[Math] Time derivative of curl

calculusvector analysisvectors

I'm confused about the time derivative of the curl. If the following true? Where do I go wrong?

$$\frac { \partial } { \partial t} \ \vec{\nabla} \times \vec{v} = \frac{\partial \vec \nabla }{ \partial t} \times \vec v + \vec \nabla \times \frac { \partial \vec v }{\partial t} $$

The reason I'm confused is that the second term looks exactly like the first term, but the second term doesn't necessarily/immediately look like it vanishes.

If it does vanish, is it because $$ \frac {\partial \vec v}{\partial t} = \vec a = \vec \nabla \Phi $$ and since $\mathrm {curl(grad (\Phi))} = 0$, my thought that the first term is just like the LHS is true?

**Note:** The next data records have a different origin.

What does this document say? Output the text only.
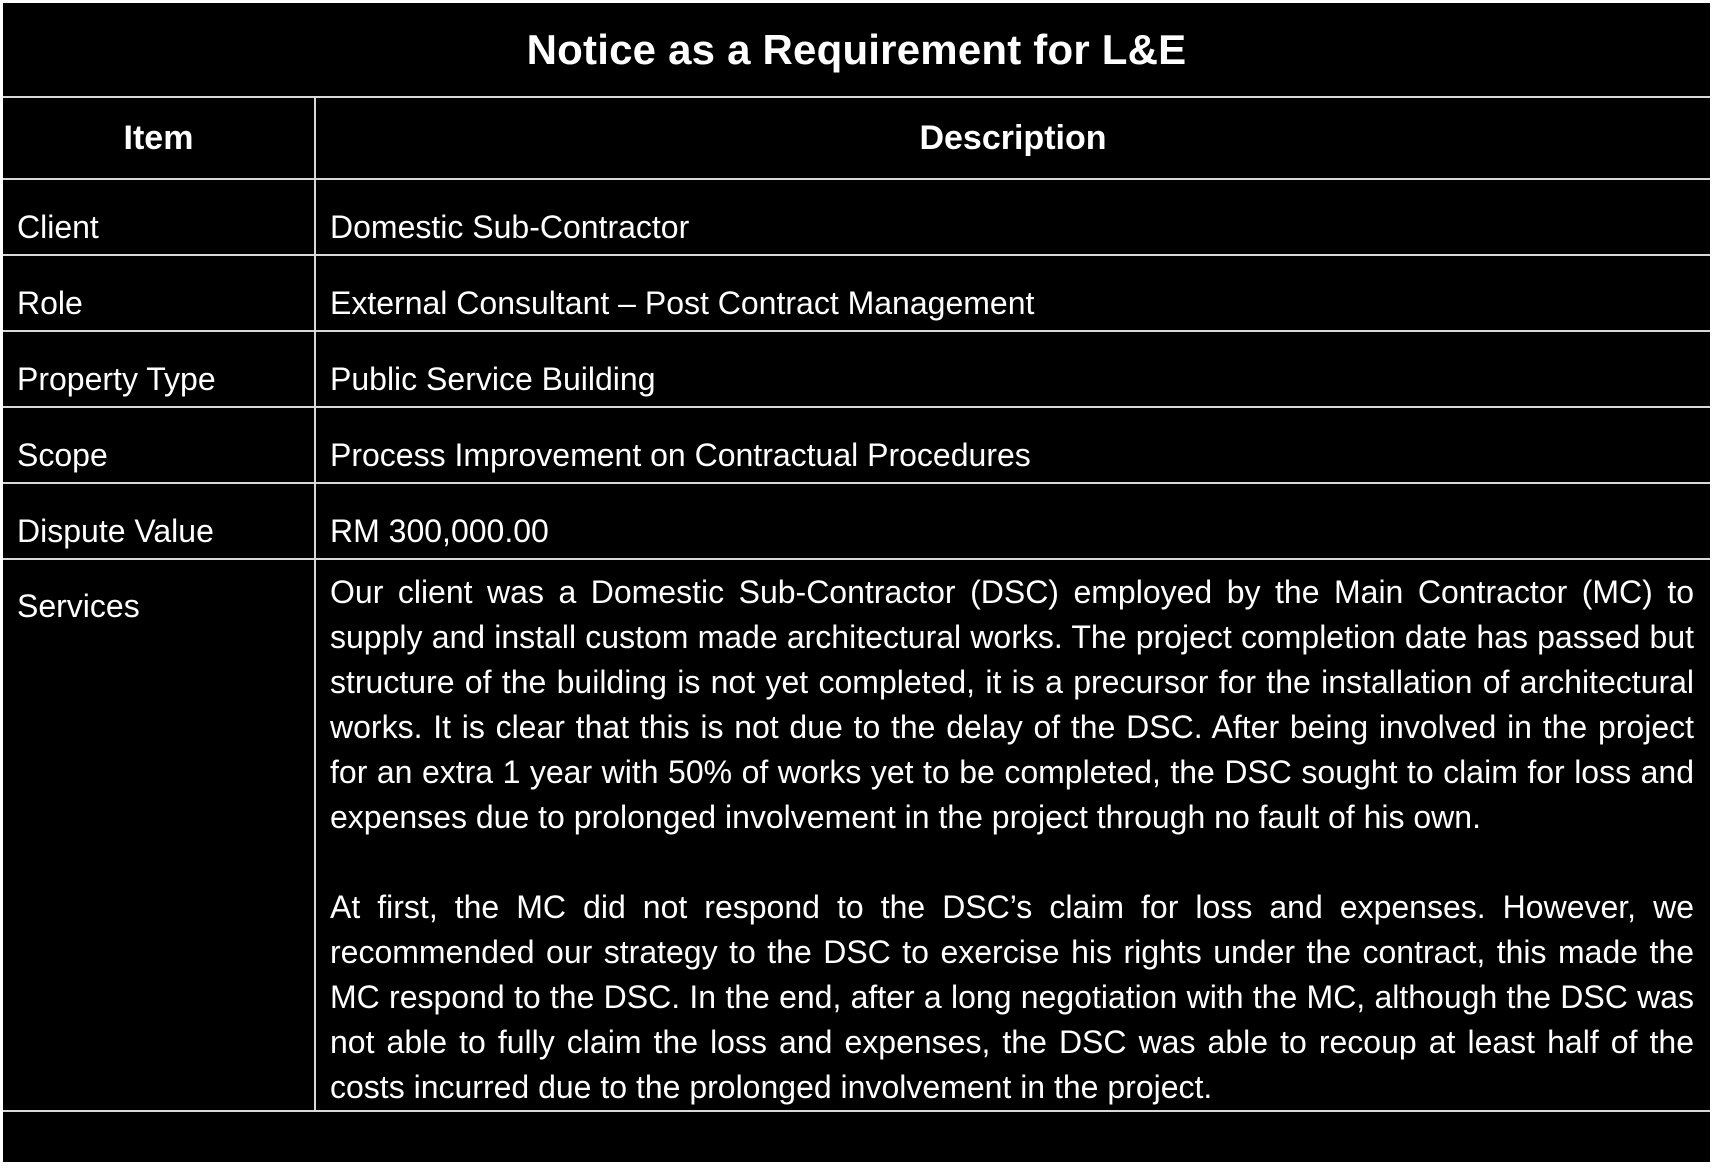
Notice as a Requirement for L&E	
Item	Description
Client	Domestic Sub-Contractor
Role	External Consultant – Post Contract Management
Property Type	Public Service Building
Scope	Process Improvement on Contractual Procedures
Dispute Value	RM 300,000.00
Services	Our client was a Domestic Sub-Contractor (DSC) employed by the Main Contractor (MC) to supply and install custom made architectural works. The project completion date has passed but structure of the building is not yet completed, it is a precursor for the installation of architectural works. It is clear that this is not due to the delay of the DSC. After being involved in the project for an extra 1 year with 50% of works yet to be completed, the DSC sought to claim for loss and expenses due to prolonged involvement in the project through no fault of his own.

At first, the MC did not respond to the DSC’s claim for loss and expenses. However, we recommended our strategy to the DSC to exercise his rights under the contract, this made the MC respond to the DSC. In the end, after a long negotiation with the MC, although the DSC was not able to fully claim the loss and expenses, the DSC was able to recoup at least half of the costs incurred due to the prolonged involvement in the project.
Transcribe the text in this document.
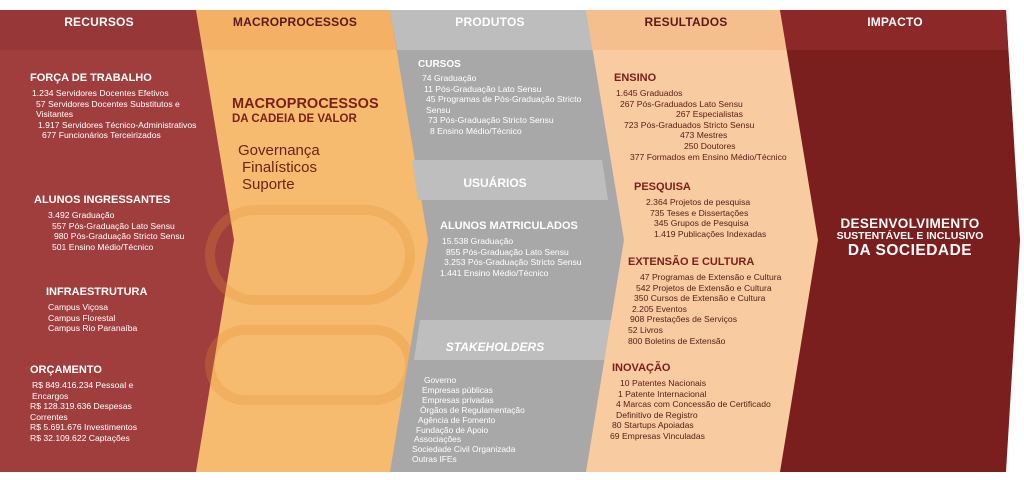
RECURSOS	MACROPROCESSOS	PRODUTOS	RESULTADOS	IMPACTO
FORÇA DE TRABALHO
1.234 Servidores Docentes Efetivos
57 Servidores Docentes Substitutos e Visitantes
1.917 Servidores Técnico-Administrativos
677 Funcionários Terceirizados
ALUNOS INGRESSANTES
3.492 Graduação
557 Pós-Graduação Lato Sensu
980 Pós-Graduação Stricto Sensu
501 Ensino Médio/Técnico
INFRAESTRUTURA
Campus Viçosa
Campus Florestal
Campus Rio Paranaíba
ORÇAMENTO
R$ 849.416.234 Pessoal e Encargos
R$ 128.319.636 Despesas Correntes
R$ 5.691.676 Investimentos
R$ 32.109.622 Captações
MACROPROCESSOS
DA CADEIA DE VALOR
Governança
Finalísticos
Suporte
CURSOS
74 Graduação
11 Pós-Graduação Lato Sensu
45 Programas de Pós-Graduação Stricto Sensu
73 Pós-Graduação Stricto Sensu
8 Ensino Médio/Técnico
USUÁRIOS
ALUNOS MATRICULADOS
15.538 Graduação
855 Pós-Graduação Lato Sensu
3.253 Pós-Graduação Stricto Sensu
1.441 Ensino Médio/Técnico
STAKEHOLDERS
Governo
Empresas públicas
Empresas privadas
Órgãos de Regulamentação
Agência de Fomento
Fundação de Apoio
Associações
Sociedade Civil Organizada
Outras IFEs
ENSINO
1.645 Graduados
267 Pós-Graduados Lato Sensu
267 Especialistas
723 Pós-Graduados Stricto Sensu
473 Mestres
250 Doutores
377 Formados em Ensino Médio/Técnico
PESQUISA
2.364 Projetos de pesquisa
735 Teses e Dissertações
345 Grupos de Pesquisa
1.419 Publicações Indexadas
EXTENSÃO E CULTURA
47 Programas de Extensão e Cultura
542 Projetos de Extensão e Cultura
350 Cursos de Extensão e Cultura
2.205 Eventos
908 Prestações de Serviços
52 Livros
800 Boletins de Extensão
INOVAÇÃO
10 Patentes Nacionais
1 Patente Internacional
4 Marcas com Concessão de Certificado Definitivo de Registro
80 Startups Apoiadas
69 Empresas Vinculadas
DESENVOLVIMENTO
SUSTENTÁVEL E INCLUSIVO
DA SOCIEDADE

Something seems wrong here to me because it seems too strong a hypothesis to consider the time derivative of the vector field, $\vec v$ conservative.

Best Answer

It's best when you're working with not-true-vectors such as curl to calculate from first principles: $\frac{\partial}{\partial t}\vec{\nabla}\times\vec{v}$ has $i$th component $\epsilon_{ijk}\frac{\partial}{\partial t}\frac{\partial}{\partial x_j} v_k$, with implicit summation over repeated indices. Since the partial derivatives commute, this expression is $\epsilon_{ijk}\frac{\partial}{\partial x_j} \frac{\partial}{\partial t}v_k$, which is the $i$th component of $\vec{\nabla}\times\frac{\partial}{\partial t}\vec{v}$. In other words, one of the terms expected from a naïve Leibniz rule vanishes. Please don't interpret this as meaning $\frac{\partial}{\partial t}\vec{\nabla}=\vec{0}$, whatever that would mean.